Description

BSE announces securities being moved to higher Graded Surveillance Measure (GSM) stages effective May 15, 2026, attracting enhanced margin requirements, trade-to-trade settlement, and Additional Surveillance Deposits.

Summary

BSE has announced that a list of securities (detailed in the attached Annexure) will be moved to higher stages of the Graded Surveillance Measure (GSM) framework effective May 15, 2026. The affected securities will attract progressively stringent surveillance actions depending on their assigned GSM stage (I through IV), including enhanced margin requirements, trade-to-trade settlement, price band restrictions, and Additional Surveillance Deposits (ASD).

Key Points

  • Securities in the Annexure will be moved to higher GSM stages effective May 15, 2026
  • GSM framework covers four stages with escalating surveillance restrictions
  • Stage I: 100% applicable margin rate with price band of 5% or lower
  • Stage II: Trade-to-trade settlement, 5% price band, and ASD of 50% of trade value (paid by buyers)
  • Stage III: Trade-to-trade settlement, 5% price band, trading only once a week (every Monday/1st trading day), and ASD of 100% of trade value (paid by buyers)
  • Stage IV: Same as Stage III with an additional restriction of no upward price movement
  • No netting off is permitted; all settlements are on trade-to-trade basis
  • Trading members are urged to take adequate precautions while trading in these securities

Regulatory Changes

The notice is issued with reference to multiple prior Exchange circulars establishing and updating the GSM framework:

  • Exchange notice no. 20170223-44 dated February 23, 2017 (original GSM framework)
  • Exchange notice no. 20170303-29 dated March 03, 2017
  • Exchange notice no. 20180720-55 dated July 20, 2018
  • Exchange notice no. 20191129-23 dated November 29, 2019
  • Exchange notice no. 20231117-63 dated November 17, 2023

The current notice moves specified securities to higher GSM stages under the existing framework, with no changes to the framework itself.

Compliance Requirements

  • Trading Members: Must note the GSM stage changes for all securities listed in the Annexure and apply the corresponding surveillance actions from May 15, 2026
  • Buyers: Must deposit Additional Surveillance Deposits (ASD) as applicable — 50% of trade value at Stage II, and 100% of trade value at Stages III and IV
  • Settlement: All trades in GSM-listed securities must be settled on a trade-to-trade basis with no netting off allowed
  • Members should review the GSM FAQ and contact bse.surv@bseindia.com for clarifications

Important Dates

  • May 14, 2026: Notice issued
  • May 15, 2026: Effective date for securities moving into their respective higher GSM stages

Impact Assessment

The movement of securities into higher GSM stages significantly reduces liquidity and increases the cost of trading in affected stocks.

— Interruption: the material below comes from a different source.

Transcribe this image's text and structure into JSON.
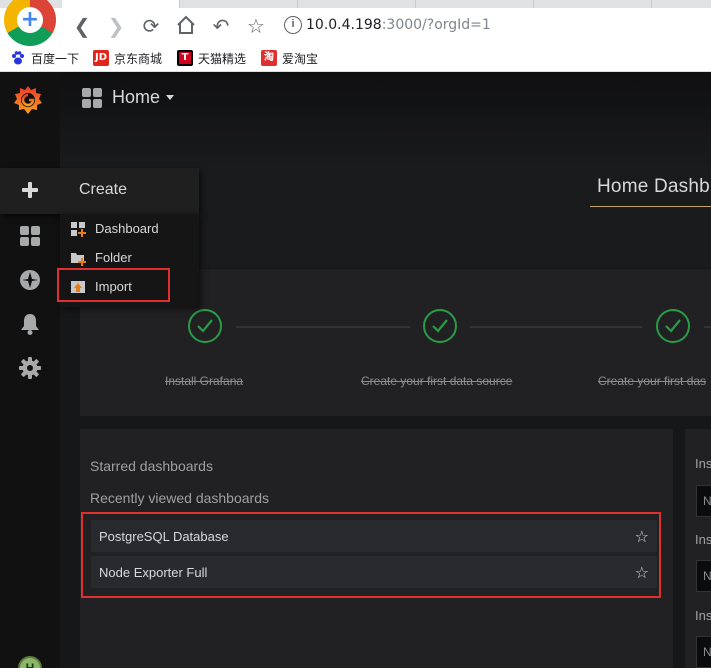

Stage III and IV restrictions — permitting trading only once a week and requiring 100% ASD — effectively make these securities highly illiquid and expensive to trade. Investors holding such securities may find it difficult to exit positions, while new buyers face substantially higher capital requirements. The mandatory trade-to-trade settlement eliminates the ability to offset buy and sell positions, further increasing margin and capital requirements for market participants. The specific securities affected are listed in the Annexure attached to the original notice.

Impact Justification

GSM stage movements significantly restrict trading in affected securities through mandatory trade-to-trade settlement, enhanced margins up to 100%, weekly trading restrictions, and Additional Surveillance Deposits up to 100% of trade value, materially impacting liquidity and trading costs.